Hello, all, coach Jeremy here. Welcome to my lair…. bwahahahahahaha
This blog is primarily aimed at Apex Gymnasts and parents, though I welcome anybody who happens to be interested in the content. My primary goal with this blog is to share some level of technical knowledge with the parents and gymnasts. In short, I want to help parents and gymnasts to understand why we do what we do. If I’m getting too technical (or not technical enough), feel free to let me know.
I have a number of these already written, and I will be posting those on a weekly basis. Once I run out of already-written material, I’ll probably scale back to posting about once every whenever-I-feel-like-it. I may also occasionally feature guest columns by other Apex coaches.
Anyway, without further ado, I’m going to kick this off with a discussion of the most important skill in the entire sport of gymnastics: the handstand.
Virtually every gymnastics skill is in some way based on the handstand. In many cases this link is quite obvious, such as in the giant swing on bars (a swing to handstand) or the cartwheel on floor (a kick with a quarter turn to straddled handstand continuing through to stand in lunge). In other cases, the link is less obvious but equally important, such as in a back somersault on floor (in which a strong takeoff requires the body to be extended and rigid, just as in a handstand).
A common misconception is that the primary goal of a handstand is to hold as long as possible; this is not the primary goal, but rather the secondary one.

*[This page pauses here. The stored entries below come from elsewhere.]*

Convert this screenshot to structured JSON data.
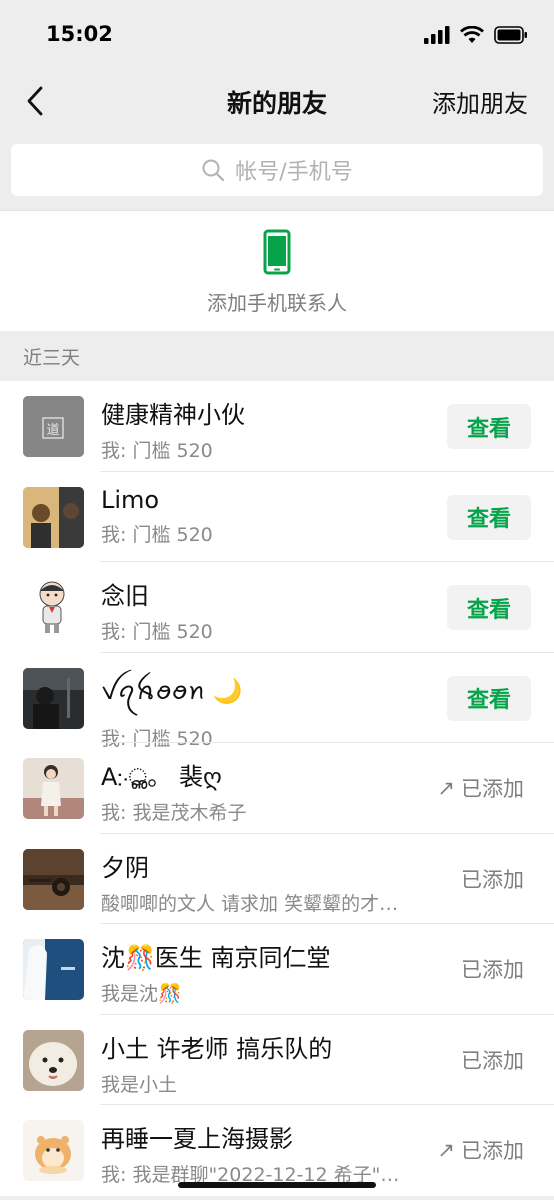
{
  "status_bar": {
    "time": "15:02"
  },
  "nav": {
    "title": "新的朋友",
    "action_label": "添加朋友"
  },
  "search": {
    "placeholder": "帐号/手机号"
  },
  "add_contacts": {
    "label": "添加手机联系人"
  },
  "section_title": "近三天",
  "colors": {
    "accent_green": "#07a34a",
    "background": "#ededed"
  },
  "requests": [
    {
      "name": "健康精神小伙",
      "message": "我: 门槛 520",
      "status": "查看",
      "avatar_icon": "avatar-stamp"
    },
    {
      "name": "Limo",
      "message": "我: 门槛 520",
      "status": "查看",
      "avatar_icon": "avatar-photo"
    },
    {
      "name": "念旧",
      "message": "我: 门槛 520",
      "status": "查看",
      "avatar_icon": "avatar-cartoon-child"
    },
    {
      "name": "ꪜꪖꫝꪮꪮꪀ 🌙",
      "message": "我: 门槛 520",
      "status": "查看",
      "avatar_icon": "avatar-dark-photo"
    },
    {
      "name": "A჻ൢ。 裴ღ",
      "message": "我: 我是茂木希子",
      "status": "已添加",
      "status_prefix": "↗",
      "avatar_icon": "avatar-girl-photo"
    },
    {
      "name": "夕阴",
      "message": "酸唧唧的文人 请求加 笑颦颦的才…",
      "status": "已添加",
      "avatar_icon": "avatar-sepia-photo"
    },
    {
      "name": "沈🎊医生 南京同仁堂",
      "message": "我是沈🎊",
      "status": "已添加",
      "avatar_icon": "avatar-blue-photo"
    },
    {
      "name": "小土 许老师 搞乐队的",
      "message": "我是小土",
      "status": "已添加",
      "avatar_icon": "avatar-dog"
    },
    {
      "name": "再睡一夏上海摄影",
      "message": "我: 我是群聊\"2022-12-12 希子\"…",
      "status": "已添加",
      "status_prefix": "↗",
      "avatar_icon": "avatar-hamster"
    }
  ]
}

The primary goal is to achieve the straightest possible body line. In an ideal handstand, a perfectly straight line could be drawn from the wrists through the shoulders, spine, hips, and knees, all the way to the tips of the toes. The head should be either completely neutral or slightly tilted back but still kept between the arms to preserve a straight body line.

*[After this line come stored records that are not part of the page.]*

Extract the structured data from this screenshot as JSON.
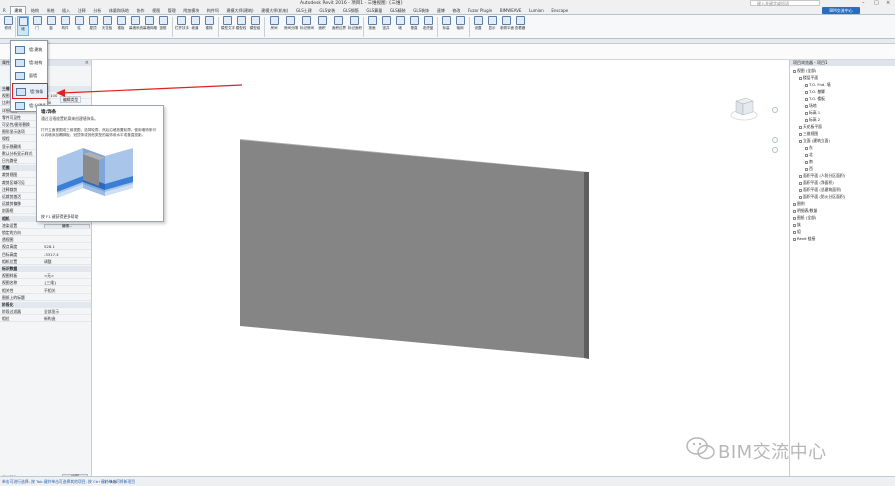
{
  "window": {
    "title": "Autodesk Revit 2016 -   项目1 - 三维视图: {三维}",
    "search_placeholder": "键入关键字或短语",
    "controls": [
      "–",
      "□",
      "×"
    ]
  },
  "tabs": [
    "建筑",
    "结构",
    "系统",
    "插入",
    "注释",
    "分析",
    "体量和场地",
    "协作",
    "视图",
    "管理",
    "附加模块",
    "构件坞",
    "建模大师(建筑)",
    "建模大师(机电)",
    "GLS土建",
    "GLS安装",
    "GLS钢筋",
    "GLS算量",
    "GLS精装",
    "GLS装饰",
    "速博",
    "修改",
    "Fuzor Plugin",
    "BIMWEAVE",
    "Lumion",
    "Enscape"
  ],
  "active_tab": "建筑",
  "badge": "BIM交流中心",
  "ribbon": {
    "buttons": [
      "修改",
      "墙",
      "门",
      "窗",
      "构件",
      "柱",
      "屋顶",
      "天花板",
      "楼板",
      "幕墙系统",
      "幕墙网格",
      "竖梃",
      "栏杆扶手",
      "坡道",
      "楼梯",
      "模型文字",
      "模型线",
      "模型组",
      "房间",
      "房间分隔",
      "标记房间",
      "面积",
      "面积边界",
      "标记面积",
      "按面",
      "竖井",
      "墙",
      "垂直",
      "老虎窗",
      "标高",
      "轴网",
      "设置",
      "显示",
      "参照平面",
      "查看器"
    ],
    "selected": "墙"
  },
  "dropdown": {
    "items": [
      "墙:建筑",
      "墙:结构",
      "面墙",
      "墙:饰条",
      "墙:分隔条"
    ],
    "highlighted": "墙:饰条"
  },
  "tooltip": {
    "title": "墙:饰条",
    "description": "通过沿墙放置轮廓来创建墙饰条。",
    "detail": "打开立面视图或三维视图，选择轮廓，然后沿墙放置轮廓。使用墙饰条可以向墙添加踢脚板、冠顶饰或其他类型的装饰用水平或垂直投影。",
    "help": "按 F1 键获得更多帮助"
  },
  "edit_type_label": "编辑类型",
  "properties": {
    "title": "属性",
    "rows": [
      {
        "k": "三维视图",
        "v": "",
        "group": true
      },
      {
        "k": "视图比例",
        "v": "1 : 100"
      },
      {
        "k": "比例值 1:",
        "v": "100"
      },
      {
        "k": "详细程度",
        "v": "粗略"
      },
      {
        "k": "零件可见性",
        "v": "显示原状态"
      },
      {
        "k": "可见性/图形替换",
        "v": "编辑..."
      },
      {
        "k": "图形显示选项",
        "v": "编辑..."
      },
      {
        "k": "规程",
        "v": "协调"
      },
      {
        "k": "显示隐藏线",
        "v": "按规程"
      },
      {
        "k": "默认分析显示样式",
        "v": "无"
      },
      {
        "k": "日光路径",
        "v": ""
      },
      {
        "k": "范围",
        "v": "",
        "group": true
      },
      {
        "k": "裁剪视图",
        "v": ""
      },
      {
        "k": "裁剪区域可见",
        "v": ""
      },
      {
        "k": "注释裁剪",
        "v": ""
      },
      {
        "k": "远裁剪激活",
        "v": ""
      },
      {
        "k": "远裁剪偏移",
        "v": "304800.0"
      },
      {
        "k": "剖面框",
        "v": ""
      },
      {
        "k": "相机",
        "v": "",
        "group": true
      },
      {
        "k": "渲染设置",
        "v": "编辑..."
      },
      {
        "k": "锁定的方向",
        "v": ""
      },
      {
        "k": "透视图",
        "v": ""
      },
      {
        "k": "视点高度",
        "v": "528.1"
      },
      {
        "k": "目标高度",
        "v": "-3317.4"
      },
      {
        "k": "相机位置",
        "v": "调整"
      },
      {
        "k": "标识数据",
        "v": "",
        "group": true
      },
      {
        "k": "视图样板",
        "v": "<无>"
      },
      {
        "k": "视图名称",
        "v": "{三维}"
      },
      {
        "k": "相关性",
        "v": "不相关"
      },
      {
        "k": "图纸上的标题",
        "v": ""
      },
      {
        "k": "阶段化",
        "v": "",
        "group": true
      },
      {
        "k": "阶段过滤器",
        "v": "全部显示"
      },
      {
        "k": "相位",
        "v": "新构造"
      }
    ],
    "help_link": "属性帮助",
    "apply_label": "应用"
  },
  "project_browser": {
    "title": "项目浏览器 - 项目1",
    "nodes": [
      {
        "label": "视图 (全部)",
        "level": 0
      },
      {
        "label": "楼层平面",
        "level": 1
      },
      {
        "label": "T.O. Fnd. 墙",
        "level": 2
      },
      {
        "label": "T.O. 基脚",
        "level": 2
      },
      {
        "label": "T.O. 楼板",
        "level": 2
      },
      {
        "label": "场地",
        "level": 2
      },
      {
        "label": "标高 1",
        "level": 2
      },
      {
        "label": "标高 2",
        "level": 2
      },
      {
        "label": "天花板平面",
        "level": 1
      },
      {
        "label": "三维视图",
        "level": 1
      },
      {
        "label": "立面 (建筑立面)",
        "level": 1
      },
      {
        "label": "东",
        "level": 2
      },
      {
        "label": "北",
        "level": 2
      },
      {
        "label": "南",
        "level": 2
      },
      {
        "label": "西",
        "level": 2
      },
      {
        "label": "面积平面 (人防分区面积)",
        "level": 1
      },
      {
        "label": "面积平面 (净面积)",
        "level": 1
      },
      {
        "label": "面积平面 (总建筑面积)",
        "level": 1
      },
      {
        "label": "面积平面 (防火分区面积)",
        "level": 1
      },
      {
        "label": "图例",
        "level": 0
      },
      {
        "label": "明细表/数量",
        "level": 0
      },
      {
        "label": "图纸 (全部)",
        "level": 0
      },
      {
        "label": "族",
        "level": 0
      },
      {
        "label": "组",
        "level": 0
      },
      {
        "label": "Revit 链接",
        "level": 0
      }
    ]
  },
  "status": {
    "left": "单击可进行选择; 按 Tab 键并单击可选择其他项目; 按 Ctrl 键并单击可将新项目",
    "scale": "1 : 100"
  },
  "watermark": "BIM交流中心",
  "colors": {
    "wall_face": "#858585",
    "wall_top": "#b3b3b3",
    "wall_side": "#5e5e5e",
    "highlight": "#e02020",
    "accent": "#2a6ebb"
  }
}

Such a position is endlessly useful in the development of high-level skills. Its rigidity allows the body’s movement to be easily predicted and manipulated. Its precise alignment allows the body to tolerate heavy loads and impacts without excessive stress on the lower back. Its shoulder extension allows for a natural and easy spring action, providing for powerful tumbling and vaulting. Its small turning radius about the longitudinal axis allows for easy pirouettes (and eventually, with modifications, twisting somersaults).

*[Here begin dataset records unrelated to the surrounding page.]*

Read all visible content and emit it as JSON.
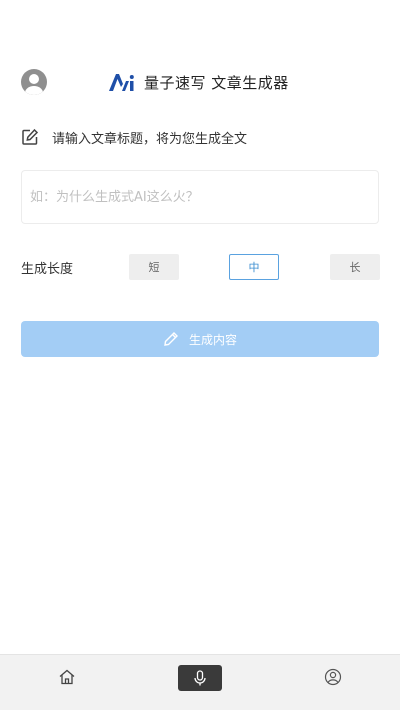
{
  "header": {
    "app_title": "量子速写 文章生成器",
    "logo_icon": "ai-logo-icon",
    "avatar_icon": "user-avatar-icon"
  },
  "prompt": {
    "icon": "edit-icon",
    "text": "请输入文章标题，将为您生成全文"
  },
  "title_input": {
    "value": "",
    "placeholder": "如：为什么生成式AI这么火？"
  },
  "length": {
    "label": "生成长度",
    "options": [
      "短",
      "中",
      "长"
    ],
    "selected": "中"
  },
  "generate": {
    "icon": "pencil-icon",
    "label": "生成内容"
  },
  "tabbar": {
    "tabs": [
      {
        "name": "home",
        "icon": "home-icon"
      },
      {
        "name": "voice",
        "icon": "microphone-icon"
      },
      {
        "name": "profile",
        "icon": "user-icon"
      }
    ]
  },
  "colors": {
    "accent": "#3d8fd1",
    "generate_button": "#a3cdf5",
    "logo_blue": "#1f4fa8"
  }
}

The most common error in handstands among gymnasts is a bend in the shoulders and an arch in the lower back. This causes a banana-shaped handstand. Though it is counterintuitive, an arched back is usually not the cause of the problem, but the result. In such instances, the real problem is a lack of shoulder extension. If the gymnast’s shoulders bend, the gymnast’s weight is pulled too far behind the hands; in order to maintain the handstand’s balance, the gymnast arches her back to bring her legs back over her hands. While this will not necessarily bring all further skill development to a complete stop, it will certainly slow the process down.
The primary cause of this problem is almost always shoulder flexibility. This fully extended position through the shoulders is one that we as humans seldom hit in our day-to-day lives. For a beginning gymnast, this may be the first time in her entire life that she has had to hold weight on fully extended shoulders. Because of this, such a lack of functional flexibility is extremely common – off the top of my head, I’d say about 90% of beginning female gymnasts I’ve worked with and nearly all beginning male gymnasts have had this problem. Even higher-level gymnasts often encounter this issue, as it is common for gymnasts between 10 and 14 to lose substantial flexibility as they grow.